Le parc Murray, à Pointe Lebel, fait face à l'un des pires cas de contamination de l'eau potable des dernières années au Québec.
En plus de la présence de la bactérie E.coli, des analyses réalisées dans le réseau d'eau potable de ce parc de maisons mobiles ont révélé des composés chimiques cancérigènes, notamment d'acides haloacétiques (AHA), 16 fois plus élevées que la norme canadienne.

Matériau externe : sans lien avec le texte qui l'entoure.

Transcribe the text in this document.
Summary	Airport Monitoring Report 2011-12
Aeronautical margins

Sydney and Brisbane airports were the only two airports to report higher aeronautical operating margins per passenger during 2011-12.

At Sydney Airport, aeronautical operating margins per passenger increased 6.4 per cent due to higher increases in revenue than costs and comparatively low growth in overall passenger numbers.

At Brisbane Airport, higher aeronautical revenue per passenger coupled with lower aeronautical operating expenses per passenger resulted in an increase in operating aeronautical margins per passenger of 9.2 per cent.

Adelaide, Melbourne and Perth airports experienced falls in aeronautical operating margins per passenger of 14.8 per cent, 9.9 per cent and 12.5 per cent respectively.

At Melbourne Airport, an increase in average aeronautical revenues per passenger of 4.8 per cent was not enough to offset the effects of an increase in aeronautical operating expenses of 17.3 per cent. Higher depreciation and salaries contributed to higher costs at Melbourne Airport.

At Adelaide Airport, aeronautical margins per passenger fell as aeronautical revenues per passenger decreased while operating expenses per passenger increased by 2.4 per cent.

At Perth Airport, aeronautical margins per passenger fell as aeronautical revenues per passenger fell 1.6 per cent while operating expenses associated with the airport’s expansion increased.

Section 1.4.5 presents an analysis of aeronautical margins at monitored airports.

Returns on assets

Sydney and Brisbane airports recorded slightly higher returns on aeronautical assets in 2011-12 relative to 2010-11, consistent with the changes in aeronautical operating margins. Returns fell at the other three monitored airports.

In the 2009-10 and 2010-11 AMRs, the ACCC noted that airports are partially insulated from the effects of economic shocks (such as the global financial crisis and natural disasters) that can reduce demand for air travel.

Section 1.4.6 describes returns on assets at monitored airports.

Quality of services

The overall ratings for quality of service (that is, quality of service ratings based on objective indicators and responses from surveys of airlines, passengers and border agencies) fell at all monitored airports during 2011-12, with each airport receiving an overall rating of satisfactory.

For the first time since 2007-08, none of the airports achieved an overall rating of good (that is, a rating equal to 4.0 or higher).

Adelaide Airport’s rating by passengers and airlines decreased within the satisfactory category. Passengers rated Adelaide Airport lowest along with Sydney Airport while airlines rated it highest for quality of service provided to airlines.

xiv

Le parc Murray à Pointe-Lebel
D'importantes concentrations de trihalométhanes (THM) ont aussi été détectées, elles sont neuf fois plus élevées que le seuil tolérable pour la consommation humaine.
La Direction de la santé publique de la Côte-Nord demande aux 51 familles du parc Murray, situé près de Baie-Comeau, de ne plus consommer l'eau du réseau d'alimentation et de ne plus l'utiliser pour l'alimentation et l'hygiène corporelle, jusqu'à avis contraire.
Le directeur de la santé publique de la Côte-Nord, Raynald Cloutier, souligne que ces substances dans l'eau peuvent représenter une menace à la santé lorsque les concentrations sont élevées ou que l'exposition est prolongée. « L'effet à long terme, on est peut-être rendu à 10-15 ans d'exposition. On doit prendre en charge le problème immédiatement, parce qu'on a dépassé le temps qu'on pouvait se permettre d'attendre et d'analyser », précise-t-il.
Un cauchemar pour les résidents
Le réseau d'aqueduc privé du parc Murray est sous haute surveillance depuis trois ans. La présence d'acides haloacétiques dans l'eau est l'une des conséquences de la chloration de l'eau.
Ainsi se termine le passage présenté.